Republicans may not like it, but President Obama should also grant China a formal exception to the sanctions, allowing it to buy as much Iranian oil as it wants so long as it continues to extract major price discounts, which reportedly are now around $20 per barrel. Chinese oil traders could be counted on to push ruthlessly for these discounts. That's about as responsible a stakeholder as Beijing will ever be when it comes to sanctioning Iran.
This approach would calm markets by permitting some Iranian oil to flow, while turning the rest into a distressed asset. It's a win-win scenario; it doesn't reduce the amount of oil available on world markets but it denies Iran's leaders the revenue they badly need.
To calm nervous allies, America should also grant an exemption from sanctions to refineries, shippers and traders from countries that the administration has permitted to keep buying Iranian oil. (That exemption is currently only granted to those countries' financial institutions.)
If aggressively enforced, these sanctions would discourage most foreign companies from investing in Iran's energy sector, or having any other dealings with Iranian energy companies, further shrinking Iranian oil and natural gas production and providing the remaining foreign companies with greater leverage to extract major price concessions from Tehran.
This policy should attract significant bipartisan support in the House and Senate.

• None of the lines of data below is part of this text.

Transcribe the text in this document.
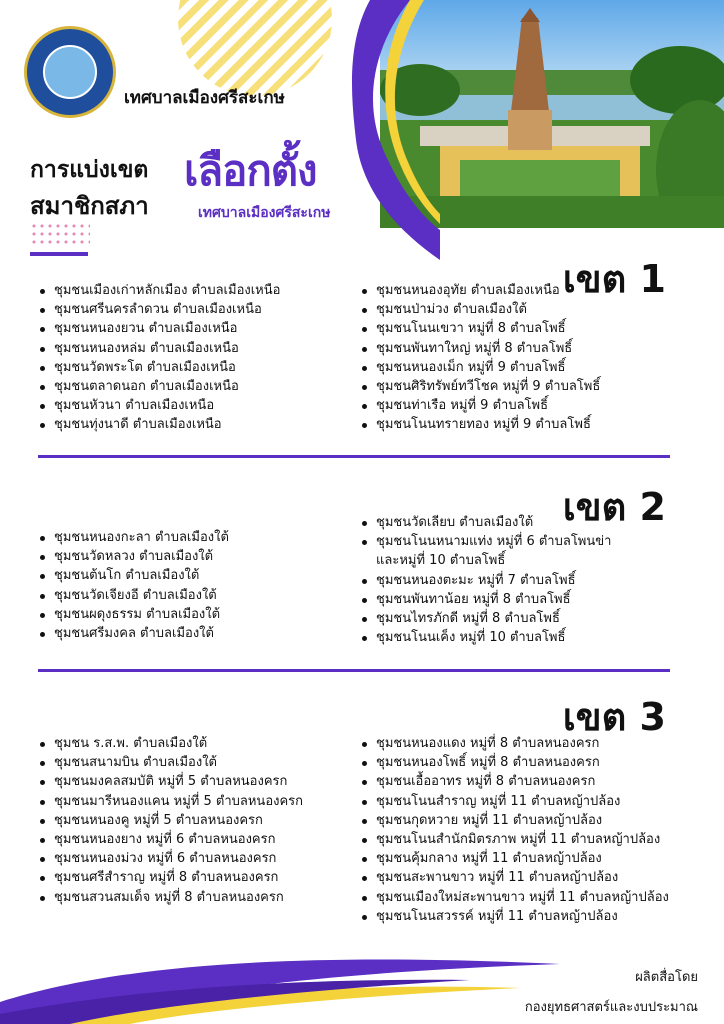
เทศบาลเมืองศรีสะเกษ
การแบ่งเขต เลือกตั้ง
สมาชิกสภา	เทศบาลเมืองศรีสะเกษ
เขต 1
ชุมชนเมืองเก่าหลักเมือง ตำบลเมืองเหนือ
ชุมชนศรีนครลำดวน ตำบลเมืองเหนือ
ชุมชนหนองยวน ตำบลเมืองเหนือ
ชุมชนหนองหล่ม ตำบลเมืองเหนือ
ชุมชนวัดพระโต ตำบลเมืองเหนือ
ชุมชนตลาดนอก ตำบลเมืองเหนือ
ชุมชนหัวนา ตำบลเมืองเหนือ
ชุมชนทุ่งนาดี ตำบลเมืองเหนือ
ชุมชนหนองอุทัย ตำบลเมืองเหนือ
ชุมชนป่าม่วง ตำบลเมืองใต้
ชุมชนโนนเขวา หมู่ที่ 8 ตำบลโพธิ์
ชุมชนพันทาใหญ่ หมู่ที่ 8 ตำบลโพธิ์
ชุมชนหนองเม็ก หมู่ที่ 9 ตำบลโพธิ์
ชุมชนศิริทรัพย์ทวีโชค หมู่ที่ 9 ตำบลโพธิ์
ชุมชนท่าเรือ หมู่ที่ 9 ตำบลโพธิ์
ชุมชนโนนทรายทอง หมู่ที่ 9 ตำบลโพธิ์
เขต 2
ชุมชนหนองกะลา ตำบลเมืองใต้
ชุมชนวัดหลวง ตำบลเมืองใต้
ชุมชนต้นโก ตำบลเมืองใต้
ชุมชนวัดเจียงอี ตำบลเมืองใต้
ชุมชนผดุงธรรม ตำบลเมืองใต้
ชุมชนศรีมงคล ตำบลเมืองใต้
ชุมชนวัดเลียบ ตำบลเมืองใต้
ชุมชนโนนหนามแท่ง หมู่ที่ 6 ตำบลโพนข่า
และหมู่ที่ 10 ตำบลโพธิ์
ชุมชนหนองตะมะ หมู่ที่ 7 ตำบลโพธิ์
ชุมชนพันทาน้อย หมู่ที่ 8 ตำบลโพธิ์
ชุมชนไทรภักดี หมู่ที่ 8 ตำบลโพธิ์
ชุมชนโนนเค็ง หมู่ที่ 10 ตำบลโพธิ์
เขต 3
ชุมชน ร.ส.พ. ตำบลเมืองใต้
ชุมชนสนามบิน ตำบลเมืองใต้
ชุมชนมงคลสมบัติ หมู่ที่ 5 ตำบลหนองครก
ชุมชนมารีหนองแคน หมู่ที่ 5 ตำบลหนองครก
ชุมชนหนองคู หมู่ที่ 5 ตำบลหนองครก
ชุมชนหนองยาง หมู่ที่ 6 ตำบลหนองครก
ชุมชนหนองม่วง หมู่ที่ 6 ตำบลหนองครก
ชุมชนศรีสำราญ หมู่ที่ 8 ตำบลหนองครก
ชุมชนสวนสมเด็จ หมู่ที่ 8 ตำบลหนองครก
ชุมชนหนองแดง หมู่ที่ 8 ตำบลหนองครก
ชุมชนหนองโพธิ์ หมู่ที่ 8 ตำบลหนองครก
ชุมชนเอื้ออาทร หมู่ที่ 8 ตำบลหนองครก
ชุมชนโนนสำราญ หมู่ที่ 11 ตำบลหญ้าปล้อง
ชุมชนกุดหวาย หมู่ที่ 11 ตำบลหญ้าปล้อง
ชุมชนโนนสำนักมิตรภาพ หมู่ที่ 11 ตำบลหญ้าปล้อง
ชุมชนคุ้มกลาง หมู่ที่ 11 ตำบลหญ้าปล้อง
ชุมชนสะพานขาว หมู่ที่ 11 ตำบลหญ้าปล้อง
ชุมชนเมืองใหม่สะพานขาว หมู่ที่ 11 ตำบลหญ้าปล้อง
ชุมชนโนนสวรรค์ หมู่ที่ 11 ตำบลหญ้าปล้อง
ผลิตสื่อโดย
กองยุทธศาสตร์และงบประมาณ
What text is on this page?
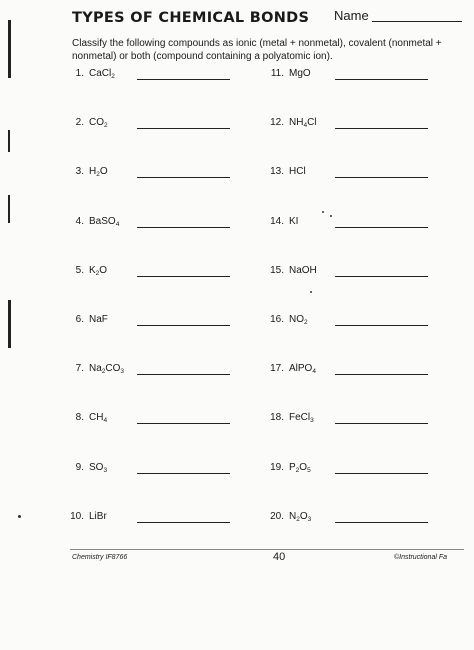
TYPES OF CHEMICAL BONDS Name
Classify the following compounds as ionic (metal + nonmetal), covalent (nonmetal +
nonmetal) or both (compound containing a polyatomic ion).
1. CaCl$_2$
2. $CO_2$
3. $H_2O$
4. BaSO$_4$
5. $K_2O$
6. NaF
7. $Na_2CO_3$
8. $CH_4$
9. $SO_3$
10. LiBr
11. MgO
12. $NH_4Cl$
13. HCl
14. KI
15. NaOH
16. $NO_2$
17. AlPO$_4$
18. FeCl$_3$
19. $P_2O_5$
20. $N_2O_3$
Chemistry IF8766	40	©Instructional Fa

And if Obama pursues it, Congress will likely be forced to have his back since they have already demanded tougher sanctions.
We are fast approaching a point when sanctions will no longer be able to stop Iran's nuclear weapons program. As tempting as it may be, Republican candidates should set aside the opportunity to score quick political points and support the president in taking a bold step on sanctions that could destroy Iran's oil wealth. And if Ayatollah Khamenei still refuses to compromise, Republicans and Democrats may find themselves more united in moving beyond sanctions and pursuing a military option.